Once I lock down my gift, I enter my shipping information. This is very different than any other e-commerce transaction because usually the buyer does this step and here we have a model where the recipient enters their ‘ship to’ information. This makes sense and it will be interesting to see if FB stores this info and gives me a pick list down the road (same is true with payments) so I can get closer to one click gifting.
Once you click Ship it, the sender is notified (remember those icons) and they are prompted to pay if they haven’t. After that all you have to do is sit back and wait for the gift to arrive!

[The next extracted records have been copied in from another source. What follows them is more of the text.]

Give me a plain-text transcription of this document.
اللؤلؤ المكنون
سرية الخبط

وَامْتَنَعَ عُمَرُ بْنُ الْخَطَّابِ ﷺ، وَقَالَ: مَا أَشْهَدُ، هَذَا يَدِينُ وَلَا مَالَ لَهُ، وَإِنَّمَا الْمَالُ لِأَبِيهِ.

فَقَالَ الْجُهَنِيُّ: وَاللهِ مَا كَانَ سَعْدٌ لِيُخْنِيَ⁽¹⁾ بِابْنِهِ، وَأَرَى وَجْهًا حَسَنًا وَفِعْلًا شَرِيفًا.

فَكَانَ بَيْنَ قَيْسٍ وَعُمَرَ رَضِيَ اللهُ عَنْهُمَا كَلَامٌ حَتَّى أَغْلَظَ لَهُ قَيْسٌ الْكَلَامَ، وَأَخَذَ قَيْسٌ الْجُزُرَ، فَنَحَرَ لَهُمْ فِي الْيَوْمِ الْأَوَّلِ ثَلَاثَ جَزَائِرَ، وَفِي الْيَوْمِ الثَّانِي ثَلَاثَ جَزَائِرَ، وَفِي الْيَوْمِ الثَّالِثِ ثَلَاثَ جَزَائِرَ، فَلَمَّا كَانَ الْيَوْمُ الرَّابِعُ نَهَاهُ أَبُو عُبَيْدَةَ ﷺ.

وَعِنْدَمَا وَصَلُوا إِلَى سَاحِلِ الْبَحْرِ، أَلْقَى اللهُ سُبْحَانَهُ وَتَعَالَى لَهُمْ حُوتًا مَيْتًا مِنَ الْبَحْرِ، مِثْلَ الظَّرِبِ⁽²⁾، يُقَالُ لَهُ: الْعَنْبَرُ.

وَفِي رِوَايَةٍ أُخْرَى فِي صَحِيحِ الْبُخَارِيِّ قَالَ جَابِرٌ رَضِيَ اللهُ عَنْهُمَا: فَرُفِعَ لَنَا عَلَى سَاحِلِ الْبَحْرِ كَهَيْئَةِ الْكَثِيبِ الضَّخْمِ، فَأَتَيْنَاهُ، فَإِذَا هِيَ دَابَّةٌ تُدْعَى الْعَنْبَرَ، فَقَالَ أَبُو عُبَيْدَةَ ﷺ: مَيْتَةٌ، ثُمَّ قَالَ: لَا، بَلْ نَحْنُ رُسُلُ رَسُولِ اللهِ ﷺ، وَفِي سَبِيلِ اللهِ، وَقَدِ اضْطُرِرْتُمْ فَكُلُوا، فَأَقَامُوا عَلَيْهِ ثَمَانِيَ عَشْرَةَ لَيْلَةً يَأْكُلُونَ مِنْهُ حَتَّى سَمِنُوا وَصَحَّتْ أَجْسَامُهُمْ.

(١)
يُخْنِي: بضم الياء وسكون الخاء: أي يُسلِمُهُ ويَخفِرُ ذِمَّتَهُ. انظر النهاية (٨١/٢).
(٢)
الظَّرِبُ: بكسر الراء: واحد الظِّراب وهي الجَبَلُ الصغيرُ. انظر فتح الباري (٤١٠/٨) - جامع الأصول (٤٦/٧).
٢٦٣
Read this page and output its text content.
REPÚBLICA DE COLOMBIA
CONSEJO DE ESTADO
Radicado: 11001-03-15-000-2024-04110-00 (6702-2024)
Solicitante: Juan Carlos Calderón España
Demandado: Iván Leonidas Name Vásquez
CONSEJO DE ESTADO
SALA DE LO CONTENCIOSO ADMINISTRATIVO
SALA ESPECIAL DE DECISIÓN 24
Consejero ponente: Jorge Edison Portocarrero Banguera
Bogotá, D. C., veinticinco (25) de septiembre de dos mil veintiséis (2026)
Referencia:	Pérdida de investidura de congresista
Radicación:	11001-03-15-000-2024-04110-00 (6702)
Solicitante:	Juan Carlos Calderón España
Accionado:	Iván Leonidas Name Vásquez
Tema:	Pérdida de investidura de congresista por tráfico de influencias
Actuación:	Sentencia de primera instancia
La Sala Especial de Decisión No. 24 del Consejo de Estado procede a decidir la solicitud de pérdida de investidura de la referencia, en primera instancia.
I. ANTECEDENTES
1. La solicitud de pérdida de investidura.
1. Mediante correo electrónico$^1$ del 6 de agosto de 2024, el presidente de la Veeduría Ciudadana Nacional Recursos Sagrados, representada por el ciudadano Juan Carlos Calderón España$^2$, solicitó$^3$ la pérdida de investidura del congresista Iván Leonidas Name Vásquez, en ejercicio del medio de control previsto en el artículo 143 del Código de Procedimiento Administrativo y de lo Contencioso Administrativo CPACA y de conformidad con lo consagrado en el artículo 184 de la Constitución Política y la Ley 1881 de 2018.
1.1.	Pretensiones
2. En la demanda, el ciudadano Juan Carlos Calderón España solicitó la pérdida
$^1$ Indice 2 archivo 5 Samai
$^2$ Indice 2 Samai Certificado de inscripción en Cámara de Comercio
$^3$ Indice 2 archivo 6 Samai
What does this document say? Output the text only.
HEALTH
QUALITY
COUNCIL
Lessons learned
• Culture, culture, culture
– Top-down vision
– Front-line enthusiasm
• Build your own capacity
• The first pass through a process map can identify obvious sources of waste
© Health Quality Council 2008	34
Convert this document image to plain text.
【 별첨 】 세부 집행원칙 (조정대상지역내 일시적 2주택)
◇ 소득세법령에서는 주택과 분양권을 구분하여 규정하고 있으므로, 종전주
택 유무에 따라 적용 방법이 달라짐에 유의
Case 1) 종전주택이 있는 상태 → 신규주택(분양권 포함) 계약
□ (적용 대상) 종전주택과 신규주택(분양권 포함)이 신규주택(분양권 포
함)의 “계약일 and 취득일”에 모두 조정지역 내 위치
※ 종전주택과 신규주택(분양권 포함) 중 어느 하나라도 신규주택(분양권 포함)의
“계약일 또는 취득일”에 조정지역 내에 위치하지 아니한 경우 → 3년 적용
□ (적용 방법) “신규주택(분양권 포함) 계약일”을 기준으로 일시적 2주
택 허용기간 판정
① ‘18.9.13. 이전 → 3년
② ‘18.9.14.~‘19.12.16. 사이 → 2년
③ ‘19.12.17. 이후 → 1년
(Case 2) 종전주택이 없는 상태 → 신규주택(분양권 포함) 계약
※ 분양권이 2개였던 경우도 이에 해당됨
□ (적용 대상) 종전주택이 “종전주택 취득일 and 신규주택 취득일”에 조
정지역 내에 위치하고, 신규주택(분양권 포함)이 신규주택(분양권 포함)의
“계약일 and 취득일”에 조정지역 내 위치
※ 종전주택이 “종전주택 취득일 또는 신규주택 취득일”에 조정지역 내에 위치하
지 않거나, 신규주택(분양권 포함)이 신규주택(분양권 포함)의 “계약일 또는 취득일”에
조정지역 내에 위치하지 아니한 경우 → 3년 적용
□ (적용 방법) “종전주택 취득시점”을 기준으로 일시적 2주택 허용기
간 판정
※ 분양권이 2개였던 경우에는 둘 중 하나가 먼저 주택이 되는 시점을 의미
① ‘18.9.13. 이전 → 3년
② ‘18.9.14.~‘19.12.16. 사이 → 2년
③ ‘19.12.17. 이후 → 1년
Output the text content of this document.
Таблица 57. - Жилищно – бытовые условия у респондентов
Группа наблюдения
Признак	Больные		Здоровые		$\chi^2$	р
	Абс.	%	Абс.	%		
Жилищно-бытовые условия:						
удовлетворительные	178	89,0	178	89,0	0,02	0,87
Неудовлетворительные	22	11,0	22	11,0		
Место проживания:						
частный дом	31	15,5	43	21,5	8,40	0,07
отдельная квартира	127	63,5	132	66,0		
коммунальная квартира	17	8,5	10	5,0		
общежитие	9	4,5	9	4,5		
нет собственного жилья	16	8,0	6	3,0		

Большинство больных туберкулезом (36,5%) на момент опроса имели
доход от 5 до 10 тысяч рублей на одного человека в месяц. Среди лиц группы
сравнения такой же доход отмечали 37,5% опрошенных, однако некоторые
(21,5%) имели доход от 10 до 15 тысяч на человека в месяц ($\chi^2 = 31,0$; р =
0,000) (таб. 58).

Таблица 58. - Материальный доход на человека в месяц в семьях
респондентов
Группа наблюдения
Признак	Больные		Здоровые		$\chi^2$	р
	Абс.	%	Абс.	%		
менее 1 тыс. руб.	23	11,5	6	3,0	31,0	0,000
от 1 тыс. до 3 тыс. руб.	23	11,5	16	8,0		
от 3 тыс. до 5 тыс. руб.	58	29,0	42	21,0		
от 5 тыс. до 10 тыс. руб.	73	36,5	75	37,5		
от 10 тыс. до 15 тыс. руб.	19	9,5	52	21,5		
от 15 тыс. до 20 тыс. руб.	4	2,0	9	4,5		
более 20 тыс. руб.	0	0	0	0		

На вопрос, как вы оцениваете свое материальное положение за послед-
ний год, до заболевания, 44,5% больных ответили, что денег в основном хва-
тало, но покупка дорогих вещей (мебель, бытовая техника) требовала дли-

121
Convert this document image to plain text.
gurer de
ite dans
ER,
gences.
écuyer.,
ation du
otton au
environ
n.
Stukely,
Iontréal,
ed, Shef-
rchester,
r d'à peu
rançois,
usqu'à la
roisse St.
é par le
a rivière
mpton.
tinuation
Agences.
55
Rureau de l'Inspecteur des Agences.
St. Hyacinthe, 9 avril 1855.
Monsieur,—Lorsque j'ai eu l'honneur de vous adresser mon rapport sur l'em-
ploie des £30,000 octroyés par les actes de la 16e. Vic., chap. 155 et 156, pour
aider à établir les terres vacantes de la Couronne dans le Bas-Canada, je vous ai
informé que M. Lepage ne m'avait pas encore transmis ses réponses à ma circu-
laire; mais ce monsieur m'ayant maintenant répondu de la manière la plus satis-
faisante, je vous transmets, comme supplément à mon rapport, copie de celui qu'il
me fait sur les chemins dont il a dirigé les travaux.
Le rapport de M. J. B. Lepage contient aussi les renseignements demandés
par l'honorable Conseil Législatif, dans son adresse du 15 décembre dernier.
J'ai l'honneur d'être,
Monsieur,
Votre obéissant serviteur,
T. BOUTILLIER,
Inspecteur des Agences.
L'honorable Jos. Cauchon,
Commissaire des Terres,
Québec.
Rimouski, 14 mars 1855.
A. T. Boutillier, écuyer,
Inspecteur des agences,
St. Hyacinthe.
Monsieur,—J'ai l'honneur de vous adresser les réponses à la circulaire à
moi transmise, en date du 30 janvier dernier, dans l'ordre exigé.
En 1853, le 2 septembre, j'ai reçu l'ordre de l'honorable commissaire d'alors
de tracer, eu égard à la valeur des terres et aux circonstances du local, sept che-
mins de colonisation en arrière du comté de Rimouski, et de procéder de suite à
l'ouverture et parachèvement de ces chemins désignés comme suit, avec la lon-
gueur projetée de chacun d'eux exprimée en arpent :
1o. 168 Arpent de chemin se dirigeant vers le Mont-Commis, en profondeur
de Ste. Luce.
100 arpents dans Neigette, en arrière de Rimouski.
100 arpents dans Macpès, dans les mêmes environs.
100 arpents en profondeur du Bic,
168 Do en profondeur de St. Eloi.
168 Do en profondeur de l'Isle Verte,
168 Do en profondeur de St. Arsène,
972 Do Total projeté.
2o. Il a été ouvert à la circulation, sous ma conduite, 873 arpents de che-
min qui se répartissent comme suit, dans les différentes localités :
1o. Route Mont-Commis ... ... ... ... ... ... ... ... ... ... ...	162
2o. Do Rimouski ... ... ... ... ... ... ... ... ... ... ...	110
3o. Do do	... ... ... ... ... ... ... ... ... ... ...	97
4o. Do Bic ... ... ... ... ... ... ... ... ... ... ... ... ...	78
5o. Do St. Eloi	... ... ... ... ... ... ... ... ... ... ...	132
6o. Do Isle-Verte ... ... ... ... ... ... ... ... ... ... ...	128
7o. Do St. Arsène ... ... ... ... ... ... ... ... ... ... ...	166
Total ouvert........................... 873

Facebook Gifts Facebook integration
There are a couple of interesting Timeline integration points. I showed the Birthday integration and the post/gift integration. But here’s how a gift appears on your timeline before you open it – it has wrapping paper and a little tag. Note that FB does give you the option to make gifts private and not show up on timeline.
Once the recipient opens the gift, it appears opened as you see here (e.g. the wrapping paper goes away).
For a first e-commerce effort, I was really impressed with the user experience on this offering. I was a Karma user and they kept some of the core pieces of that M+A, but they have definitely put a lot of thought, effort and polish into Facebook Gifts.
It will be interesting to see how rapidly it is adopted and what users think about it. Also, we already have retailers looking to get their products into the marketplace, so it will be interesting to see how FB scales up the supply side of the equation as well.
What do you think – hit or bomb? Let us know in comments!